Swedish employment law has wide-ranging provisions for parental leave, holiday and pension entitlements. Therefore, make sure to familiarize yourself with the legislation before making the decision to hire. Otherwise, it will cost you a fortune.

Another way to deal with your labour needs is to sub-contract to other sole traders like you – just make sure they have registered for F-tax. Translations of the relevant labour laws and acts can be found on (the Swedish government’s website).

You can also benefit from hiring students for internships, and to do so, you can follow our guidelines.

Get your bookkeeping right

Contact the (Association of Swedish Accounting Consultants) and they can help you find a suitable firm in your area. If you do not have a head for figures and tax and regulations, it is worth paying someone else to do it.

There are plenty of qualified firms out there that specialize in helping small firms like yours who will bill you an hourly rate for their services. One of the easiest ways to find a good, trustworthy accountant is to ask other entrepreneurs in the same field whom they use. The whole point of setting up your own business is to get the most out of your talents; an accounting consultant can also teach you how to write invoices properly according to Swedish regulations and laws.

However, remember that hiring an accountant does not free you from the responsibility of understanding basic bookkeeping, so if you have not already done so, take some time to learn the basics.

#4 Get Funds, Get Friends & Create routine for your business

Financing your business

Stating the obvious – unless assignments pour in from the beginning, you will need to make sure you can pay your regular household bills as you get your venture off the ground. Maybe you will use your savings to finance your first few months, or you might build up your business slowly alongside a full- or part-time job.

Of course, you can also apply to your bank for a business loan, but as most businesses are not profitable in the beginning, they will require you to put up some sort of security. An alternative for financing is (Almi Företagspartner) , a state-owned company that helps businesses with capital and advice. Though their interest rates are often higher than the banks, they usually require less security. You can read more about what they provide here.

Network is key

One of the keys to success in business is in making your network work for you, regardless of what country you are in.
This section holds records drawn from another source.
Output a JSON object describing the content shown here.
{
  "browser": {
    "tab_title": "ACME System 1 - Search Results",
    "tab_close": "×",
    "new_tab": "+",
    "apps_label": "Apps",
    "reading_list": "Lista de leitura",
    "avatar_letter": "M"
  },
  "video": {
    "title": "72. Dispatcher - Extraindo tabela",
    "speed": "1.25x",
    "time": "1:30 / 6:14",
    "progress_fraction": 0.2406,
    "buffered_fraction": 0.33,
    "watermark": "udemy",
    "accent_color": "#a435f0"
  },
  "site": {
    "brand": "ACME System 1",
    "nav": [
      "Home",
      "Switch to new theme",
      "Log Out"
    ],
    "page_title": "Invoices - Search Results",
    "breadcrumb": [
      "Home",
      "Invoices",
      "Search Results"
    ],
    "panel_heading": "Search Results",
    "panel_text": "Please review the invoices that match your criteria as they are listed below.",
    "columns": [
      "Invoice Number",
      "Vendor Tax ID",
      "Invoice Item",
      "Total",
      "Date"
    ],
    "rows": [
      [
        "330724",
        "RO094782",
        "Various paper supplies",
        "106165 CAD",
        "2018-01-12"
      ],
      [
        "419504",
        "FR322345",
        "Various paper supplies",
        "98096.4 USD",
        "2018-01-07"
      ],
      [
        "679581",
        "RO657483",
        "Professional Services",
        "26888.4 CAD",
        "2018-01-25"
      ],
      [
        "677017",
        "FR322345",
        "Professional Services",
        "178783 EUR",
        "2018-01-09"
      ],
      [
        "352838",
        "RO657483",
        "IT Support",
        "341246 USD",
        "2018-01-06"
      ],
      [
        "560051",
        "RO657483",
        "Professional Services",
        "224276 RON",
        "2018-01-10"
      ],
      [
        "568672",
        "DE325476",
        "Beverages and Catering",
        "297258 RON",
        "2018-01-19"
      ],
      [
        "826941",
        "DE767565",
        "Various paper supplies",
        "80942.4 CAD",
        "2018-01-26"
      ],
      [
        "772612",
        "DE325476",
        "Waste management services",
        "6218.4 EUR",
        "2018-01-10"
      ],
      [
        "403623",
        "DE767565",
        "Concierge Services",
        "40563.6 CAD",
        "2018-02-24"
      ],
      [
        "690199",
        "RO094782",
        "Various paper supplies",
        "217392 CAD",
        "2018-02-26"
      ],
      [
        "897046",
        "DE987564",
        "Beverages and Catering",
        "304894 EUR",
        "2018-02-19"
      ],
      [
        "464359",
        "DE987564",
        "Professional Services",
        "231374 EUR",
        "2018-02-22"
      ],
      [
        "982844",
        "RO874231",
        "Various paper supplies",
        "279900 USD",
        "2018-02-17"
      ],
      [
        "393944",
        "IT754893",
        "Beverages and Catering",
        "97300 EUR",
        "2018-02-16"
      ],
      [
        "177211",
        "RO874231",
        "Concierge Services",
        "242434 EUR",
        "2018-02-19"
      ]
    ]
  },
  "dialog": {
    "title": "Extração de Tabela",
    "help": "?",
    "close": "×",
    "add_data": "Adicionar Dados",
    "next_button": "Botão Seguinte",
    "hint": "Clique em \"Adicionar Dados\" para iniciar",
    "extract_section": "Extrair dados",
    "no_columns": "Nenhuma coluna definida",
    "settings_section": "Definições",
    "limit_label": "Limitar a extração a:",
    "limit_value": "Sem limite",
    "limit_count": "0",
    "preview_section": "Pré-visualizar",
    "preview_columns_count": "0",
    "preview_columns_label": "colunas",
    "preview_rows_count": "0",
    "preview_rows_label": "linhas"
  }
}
Besides friends, colleagues and relatives you might have in Sweden, how and where do you find people with ideas similar to yours?

You could contact your local branch of the Swedish Jobs and Society Foundation (Nyföretagarcentrum ), who provide advice to new businesses and hold regular events around the country as well as  (business-sweden.se/en/(opens in a new tab)) that can help you connect with other companies. Another way to find advisors and build your network is through a website called (verksamt.se) – set up by three Swedish authorities (the Companies Registration Office, the Tax Agency and the Agency for Economic and Regional Growth); they have (a page to help you find advisors) depending on which region you are living in.

Swedes are very much an online breed, so as you get to know more people, use social networking tools like LinkedIn and Facebook to help you keep track of your new contacts.

The benefits of developing habits

On a more general note – organize yourself. Most entrepreneurs will be eager to work as hard as possible on the sales side, to begin with, but make sure you find time over for the administration side of your business too. This tip applies to any budding entrepreneur, regardless of where you are in the world.

Make sure to take some time each month to review your progress and talk to your financial advisors about what taxes or other charges need to be paid. Doing so will help you compare your progress to your business plan and allow you to make adjustments while keeping you on the right side of the authorities. and watch your networks grow.

We hope that you’ve found the information you were looking for to develop your successful business in Sweden!